New York, June 22, 2026, 09:02 (EDT)
- Netflix NASDAQ:NFLX traded at $77.38, up 0.5%. This was before the Nasdaq regular session started up again after the Juneteenth market holiday on Friday.
- Netflix’s next move comes July 16 with its Q2 earnings. Investors are watching the report for numbers on ads, pricing and margins.
- Options are pricing in a swing of about 10.1% for earnings week, or around $7.83 a share based on Monday’s price.
Netflix Inc. NASDAQ:NFLX ticked up in premarket trade Monday after the Juneteenth holiday, with the stock still acting like a show-me story before its second-quarter report next month.
Netflix NASDAQ:NFLX traded at $77.38, up 38 cents on the day, latest market data showed. Nasdaq’s main session is from 9:30 a.m. to 4 p.m. Eastern time. Prices and volume before that are from premarket trading, which can be less liquid and more volatile.
The timing is key here. Netflix has guided for Q2 revenue at $12.57 billion, up 13.5%, with operating margin expected at 32.6%. Operating margin, which is revenue minus operating costs as a percent, has become a bigger focus after the shares fell sharply from last year’s highs.
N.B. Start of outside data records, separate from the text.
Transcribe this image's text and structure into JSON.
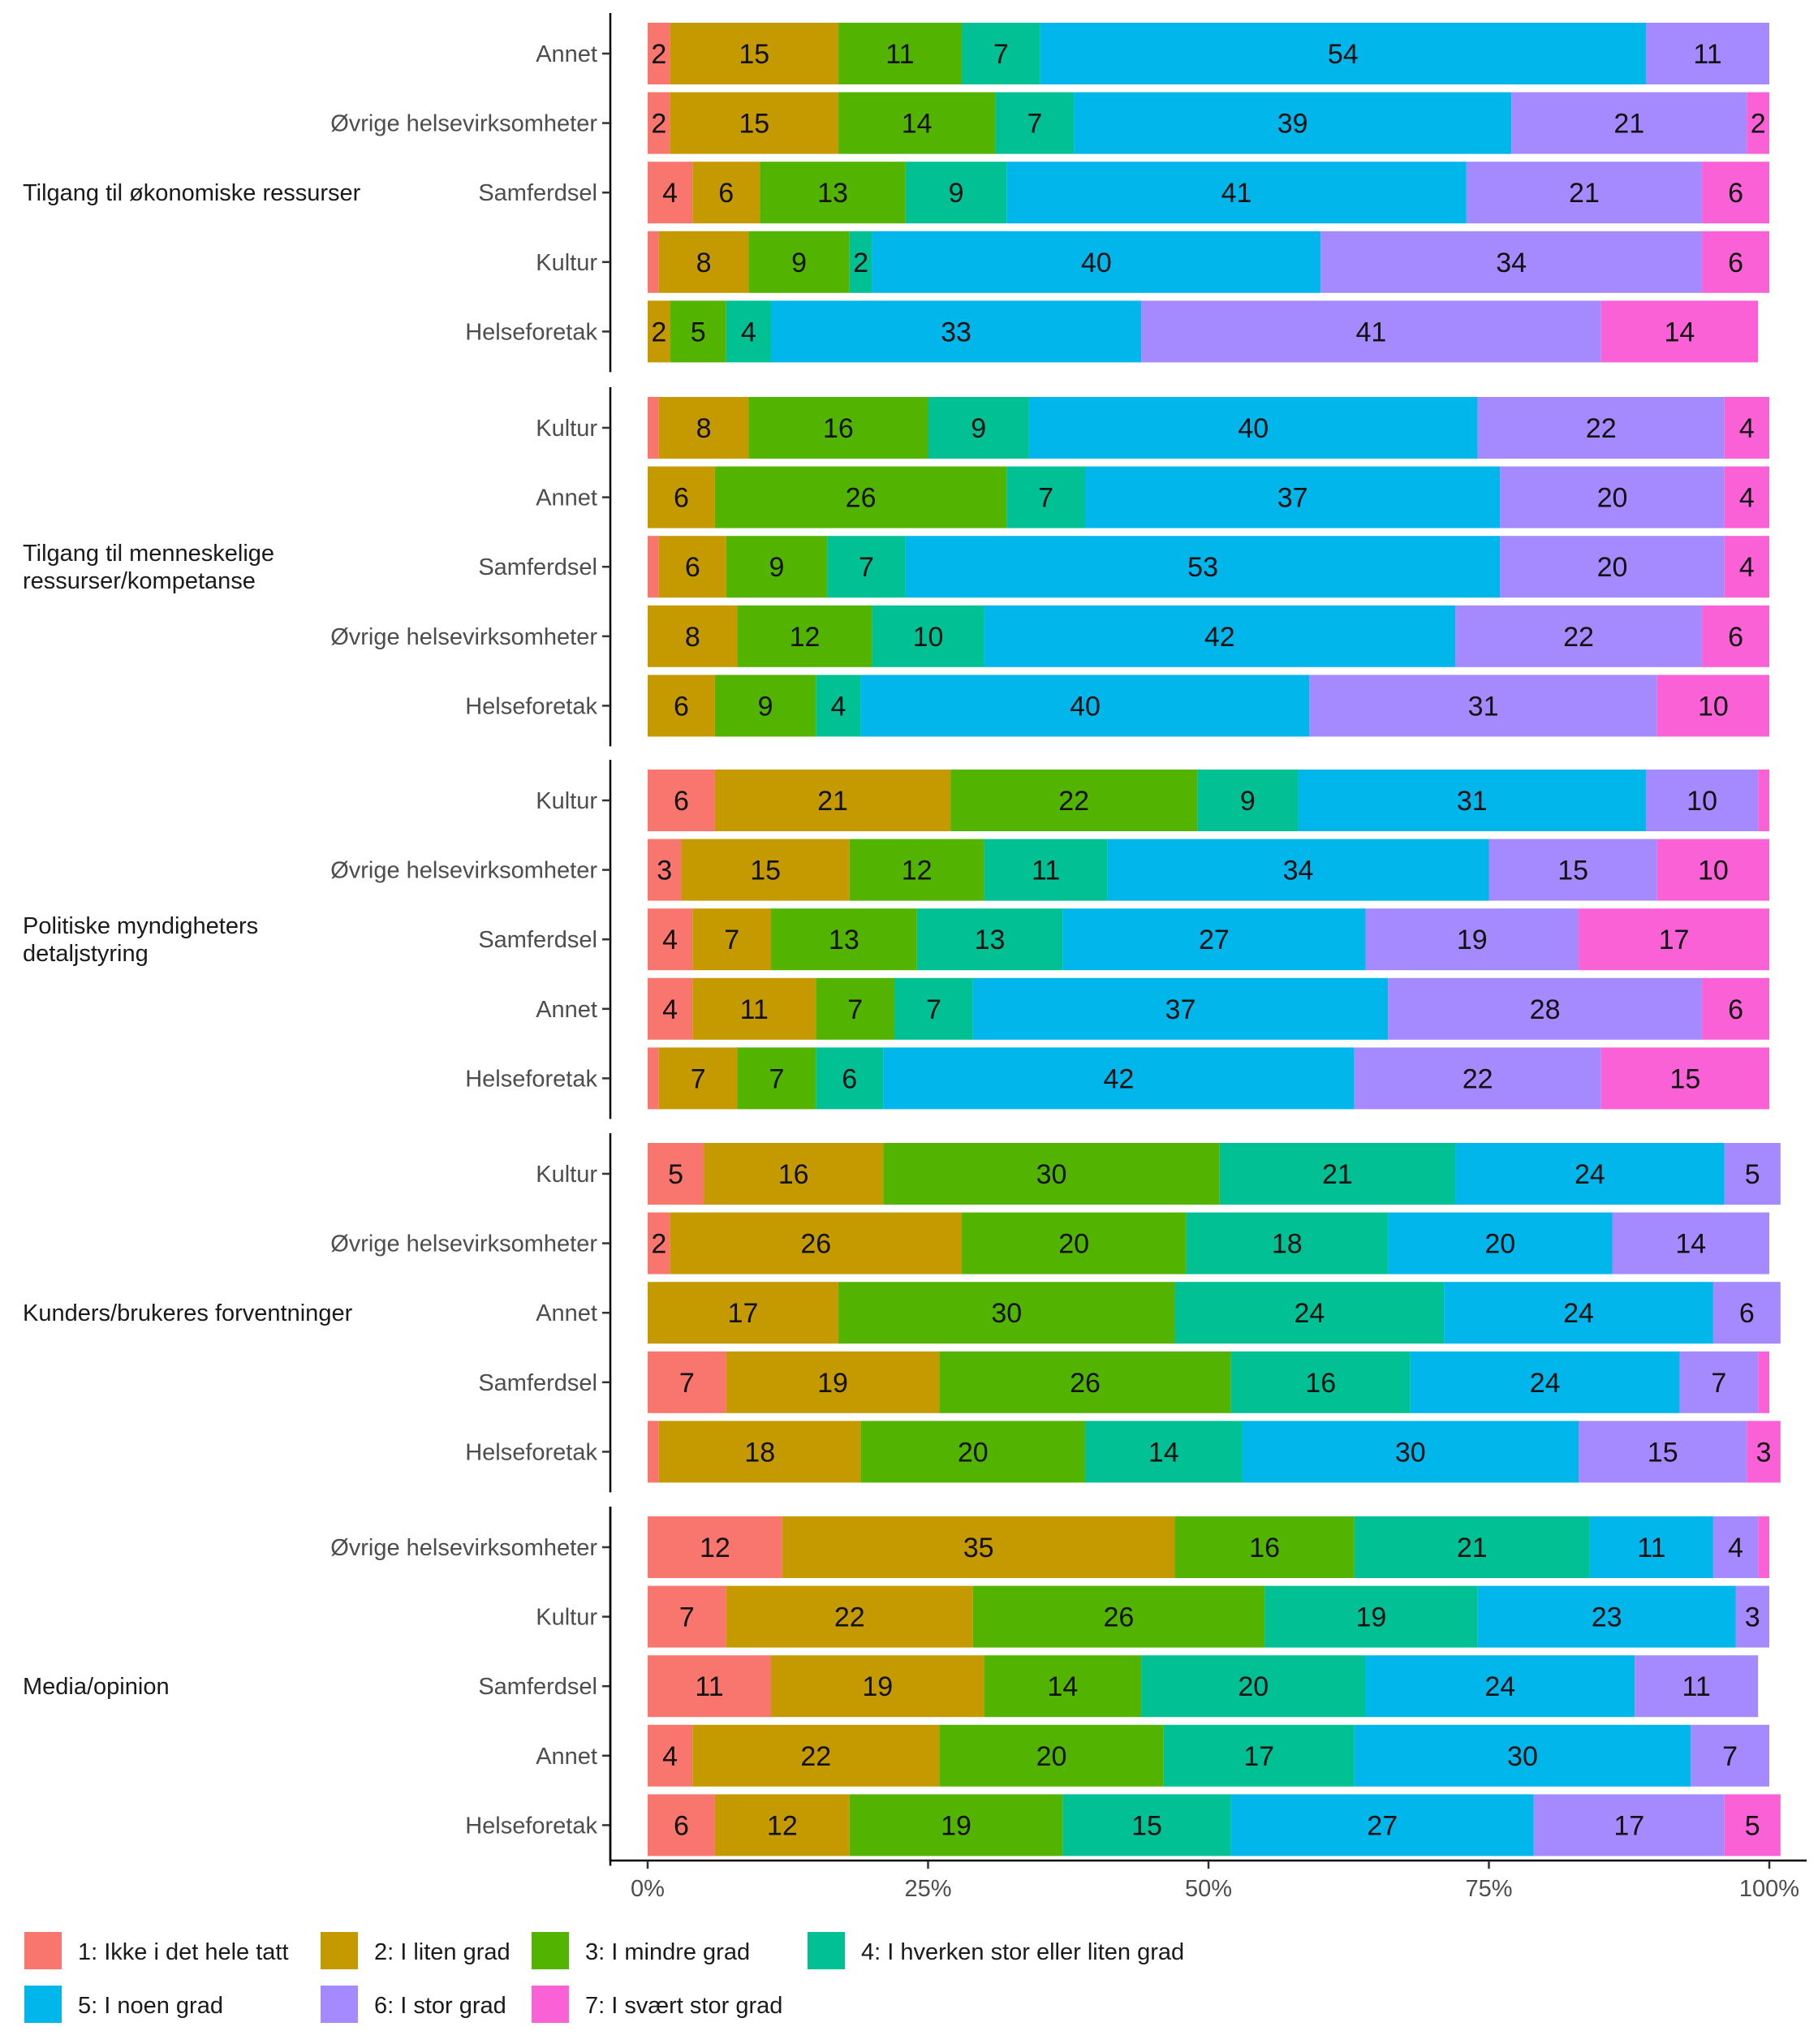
{
  "chart_data": {
    "type": "bar",
    "orientation": "horizontal",
    "stacked": "percent",
    "xlim": [
      0,
      100
    ],
    "x_ticks": [
      "0%",
      "25%",
      "50%",
      "75%",
      "100%"
    ],
    "legend_position": "bottom",
    "categories_legend": [
      {
        "label": "1: Ikke i det hele tatt",
        "color": "#F8766D"
      },
      {
        "label": "2: I liten grad",
        "color": "#C49A00"
      },
      {
        "label": "3: I mindre grad",
        "color": "#53B400"
      },
      {
        "label": "4: I hverken stor eller liten grad",
        "color": "#00C094"
      },
      {
        "label": "5: I noen grad",
        "color": "#00B6EB"
      },
      {
        "label": "6: I stor grad",
        "color": "#A58AFF"
      },
      {
        "label": "7: I svært stor grad",
        "color": "#FB61D7"
      }
    ],
    "groups": [
      {
        "name": "Tilgang til økonomiske ressurser",
        "bars": [
          {
            "label": "Annet",
            "values": [
              2,
              15,
              11,
              7,
              54,
              11,
              0
            ]
          },
          {
            "label": "Øvrige helsevirksomheter",
            "values": [
              2,
              15,
              14,
              7,
              39,
              21,
              2
            ]
          },
          {
            "label": "Samferdsel",
            "values": [
              4,
              6,
              13,
              9,
              41,
              21,
              6
            ]
          },
          {
            "label": "Kultur",
            "values": [
              1,
              8,
              9,
              2,
              40,
              34,
              6
            ]
          },
          {
            "label": "Helseforetak",
            "values": [
              0,
              2,
              5,
              4,
              33,
              41,
              14
            ]
          }
        ]
      },
      {
        "name": "Tilgang til menneskelige ressurser/kompetanse",
        "bars": [
          {
            "label": "Kultur",
            "values": [
              1,
              8,
              16,
              9,
              40,
              22,
              4
            ]
          },
          {
            "label": "Annet",
            "values": [
              0,
              6,
              26,
              7,
              37,
              20,
              4
            ]
          },
          {
            "label": "Samferdsel",
            "values": [
              1,
              6,
              9,
              7,
              53,
              20,
              4
            ]
          },
          {
            "label": "Øvrige helsevirksomheter",
            "values": [
              0,
              8,
              12,
              10,
              42,
              22,
              6
            ]
          },
          {
            "label": "Helseforetak",
            "values": [
              0,
              6,
              9,
              4,
              40,
              31,
              10
            ]
          }
        ]
      },
      {
        "name": "Politiske myndigheters detaljstyring",
        "bars": [
          {
            "label": "Kultur",
            "values": [
              6,
              21,
              22,
              9,
              31,
              10,
              1
            ]
          },
          {
            "label": "Øvrige helsevirksomheter",
            "values": [
              3,
              15,
              12,
              11,
              34,
              15,
              10
            ]
          },
          {
            "label": "Samferdsel",
            "values": [
              4,
              7,
              13,
              13,
              27,
              19,
              17
            ]
          },
          {
            "label": "Annet",
            "values": [
              4,
              11,
              7,
              7,
              37,
              28,
              6
            ]
          },
          {
            "label": "Helseforetak",
            "values": [
              1,
              7,
              7,
              6,
              42,
              22,
              15
            ]
          }
        ]
      },
      {
        "name": "Kunders/brukeres forventninger",
        "bars": [
          {
            "label": "Kultur",
            "values": [
              5,
              16,
              30,
              21,
              24,
              5,
              0
            ]
          },
          {
            "label": "Øvrige helsevirksomheter",
            "values": [
              2,
              26,
              20,
              18,
              20,
              14,
              0
            ]
          },
          {
            "label": "Annet",
            "values": [
              0,
              17,
              30,
              24,
              24,
              6,
              0
            ]
          },
          {
            "label": "Samferdsel",
            "values": [
              7,
              19,
              26,
              16,
              24,
              7,
              1
            ]
          },
          {
            "label": "Helseforetak",
            "values": [
              1,
              18,
              20,
              14,
              30,
              15,
              3
            ]
          }
        ]
      },
      {
        "name": "Media/opinion",
        "bars": [
          {
            "label": "Øvrige helsevirksomheter",
            "values": [
              12,
              35,
              16,
              21,
              11,
              4,
              1
            ]
          },
          {
            "label": "Kultur",
            "values": [
              7,
              22,
              26,
              19,
              23,
              3,
              0
            ]
          },
          {
            "label": "Samferdsel",
            "values": [
              11,
              19,
              14,
              20,
              24,
              11,
              0
            ]
          },
          {
            "label": "Annet",
            "values": [
              4,
              22,
              20,
              17,
              30,
              7,
              0
            ]
          },
          {
            "label": "Helseforetak",
            "values": [
              6,
              12,
              19,
              15,
              27,
              17,
              5
            ]
          }
        ]
      }
    ]
  }
}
The action is in options. OptionSlam data put the implied move at 10.12% for weekly contracts expiring July 17, right after Netflix reports. At Monday’s close of $77.38, that makes for a projected range between $69.55 and $85.21. That’s wider than the 8.93% mean and median moves for the last two reports, according to the same data. Implied move just gauges a potential swing, not direction.
This is telling. Investors often say they want to see ad sales and higher prices in the top line. But options markets are already pricing in a bigger earnings move than Netflix has posted in recent quarters.
Netflix’s April filing points to reasons for bulls to stick around. Q1 revenue rose 16.2% to $12.25 billion. Operating income reached $3.96 billion. For 2026, Netflix kept its full-year revenue guidance at $50.7 billion to $51.7 billion and continues to target a 31.5% operating margin. The company also said ad revenue is still tracking toward $3 billion in 2026, about twice what it was a year ago.
Netflix’s margin story is simple. On the company’s 2026 revenue guide, a single point of operating margin comes out to about $512 million in operating income. That puts extra weight on what happens with content spending, ad prices, or churn. Even small moves can matter for the shares.
Management is steering the discussion back to its own growth and plans for capital returns. Netflix bumped up its share repurchase authorization by $25 billion in April, putting a bigger buyback in play after dropping out of a Warner Bros Discovery deal. “Netflix’s buyback provides some answers on what it plans to do,” Emarketer senior analyst Ross Benes told Reuters. But he also said it didn’t fully show where Netflix would put its money to work. Reuters
Netflix shares are still trading with a leadership discount. Reed Hastings stepped down as chairman in June, taking the company’s founder out of the boardroom. Co-CEO Greg Peters said Netflix still has “plenty of room to grow into our addressable market.” Richard Greenfield, an analyst at LightShed Partners, said when Hastings left that the move had “spooked investors.” Reuters
Fox is buying Roku for roughly $22 billion, a move that pushes the company further into connected-TV ad and distribution turf. The deal gives the old-school media firm more weight as Netflix chases its own ad-tier growth. Netflix reminded investors that the entertainment market is still “extraordinarily dynamic and competitive.” foxcorporation
The risk if things go wrong is pretty direct. If Q2 ad growth slows, content costs run higher, or signs of weaker pricing show up, the pre-earnings lift could go away and the stock might head back toward the bottom of the options-implied range. Jefferies’ James Heaney last week lowered his Netflix target to $110 from $128, saying there aren’t enough catalysts, though he kept his buy rating, Investor’s Business Daily reported.
Netflix isn’t getting credit just for holding the top spot in streaming right now. The market wants to see ads, live shows, and prices cover the pressure from rivals — and options traders are forcing investors to pay up front to find out if that happens.